Le Livre de la jungleDifficile fut donc la tâche au réalisateur d’Iron Man de donner un peu d’émotion derrière tous ces pixels en 3-D. On passera sur une ouverture complètement ratée pour s’attarder sur une exposition plus en douceur qui donne la part belle à la vie parmi les loups, particulièrement expédiée dans le dessin animé original. Avec ses 1h45 devant lui et replongeant dans le livre de Kipling, Favreau étoffe un peu plus la tribu adoptive et son lien complexe avec Mowgli. Dans le classique de 1967, la quête intime du jeune orphelin était de trouver sa place. Suis-je un loup ? Un éléphant ? Un ours ? Alors que les singes voulaient le feu pour être comme lui, Mowgli acceptait finalement d’être lui-même, un humain, en découvrant l’amour. C’est assez simple dit comme cela. Or, en 2016, ce qui fait la différence entre le garçon et le reste des animaux est le fait d’être plus un MacGyver de la jungle qu’autre chose. Ce n’est plus sa façon d’être mais d’inventer des outils (qui semble ici être inné pour les humains…) qui devient la source des conflits avec les animaux, notamment avec Sher Khan. Bonne idée que le puissant tigre ne voit plus l’enfant humain juste comme une menace pour sa suprématie, mais comme une menace pour tous les autres animaux de la jungle. Néanmoins, cette bonne idée n’en sera pas moins gâchée par un antagoniste juste méchant, ayant perdu son côté classieux, fourbe et séducteur qu’il possédait dans le dessin animé. Il n’y a d’ailleurs plus cette ambigüité allié/menace chez les animaux que croise Mowgli désormais.

Le Livre de la jungle

Lorsque ce dernier doit quitter les siens, Jon Favreau aura clairement la bonne initiative d’inclure un peu d’émotion dans cette rupture devenue déchirante, évitant l’étrange distance tenue en 1967. Le parcours suivant offrira peu de grosses surprises. L’ennui sera trompé par instant par une quantité de bonnes intentions systématiquement gâchées.
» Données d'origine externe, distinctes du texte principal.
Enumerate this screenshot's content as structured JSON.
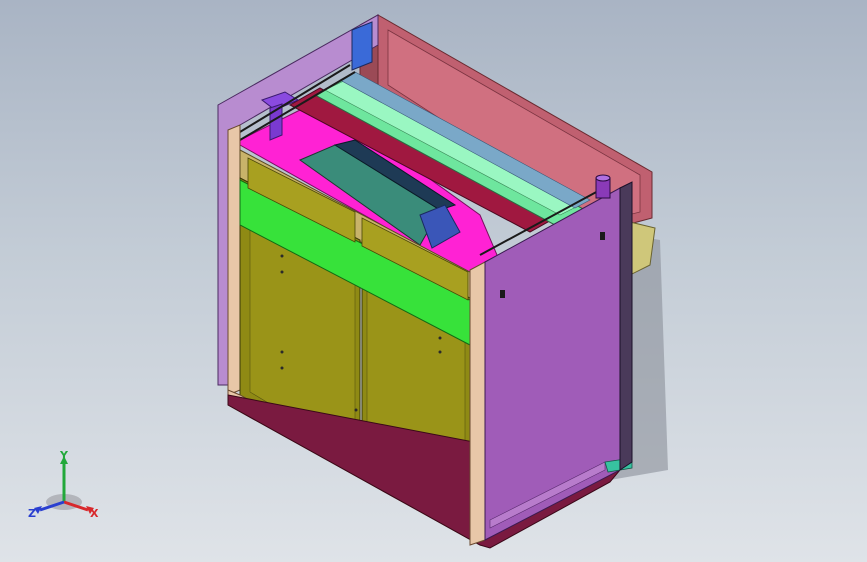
{
  "viewport": {
    "view_name": "isometric-model-view",
    "background_top": "#a9b4c4",
    "background_bottom": "#dfe3e8"
  },
  "triad": {
    "x_label": "X",
    "y_label": "Y",
    "z_label": "Z",
    "x_color": "#d8282c",
    "y_color": "#22a83a",
    "z_color": "#2a3fd0"
  },
  "model": {
    "part_colors": {
      "side_panel": "#a05cb8",
      "top_plate": "#ff22d4",
      "back_panel": "#c06070",
      "doors": "#8f8a14",
      "green_strip": "#37e23a",
      "roller": "#6ee69e",
      "frame": "#e8c7a8",
      "hopper": "#3a8c7a",
      "base": "#7a1a40"
    }
  }
}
Des flash-backs lourdingues à une distinction arbitraire des animaux qui parlent ou ne parlent pas, certains choix opérés sont simplement incompréhensibles. Le cas de Kaa (sans faire de jeu de mot) est très intéressant. En faire un personnage féminin, incarné par la voix de Scarlett Johansson, est à reconnaître au crédit de Favreau, mais d’en finir comme simple protagoniste fonctionnel et l’éjecter du récit quelques minutes ensuite est à déplorer. On ne s’étendra pas non plus sur un final mécanique et désincarné et une conclusion qui nous fait revenir au point de départ, sans avoir rien appris de plus pendant l’aventure. Comme forcé d’en cocher la case, quelques passages chantés font leur apparition, bon gré, mal gré selon les occasions (réussie avec Baloo, catastrophique avec le mou et pathétique gigantopithèque roi Louie). Il est tout aussi triste que la partition de John Debney ne se démarque vraiment que lorsqu’elle reprend les mélodies de 1967. Quand le générique de fin transforme l’ouvrage de Kipling en simple livre à déplier des images qui se dandinent en 3-D, on comprend mieux ce qu’avait en tête Jon Favreau avec ce remake du Livre de la jungle.

FICHE FILM
 
Synopsis

Les aventures de Mowgli, un petit homme élevé dans la jungle par une famille de loups. Mais Mowgli n’est plus le bienvenu dans la jungle depuis que le redoutable tigre Shere Khan, qui porte les cicatrices des hommes, promet d’éliminer celui qu’il considère comme une menace. Poussé à abandonner le seul foyer qu’il ait jamais connu, Mowgli se lance dans un voyage captivant, à la découverte de soi, guidé par son mentor la panthère Bagheera et l’ours Baloo. Sur le chemin, Mowgli rencontre des créatures comme Kaa, un pyton à la voix séduisante et au regard hypnotique et le Roi Louie, qui tente de contraindre Mowgli à lui révéler le secret de la fleur rouge et insaisissable : le feu.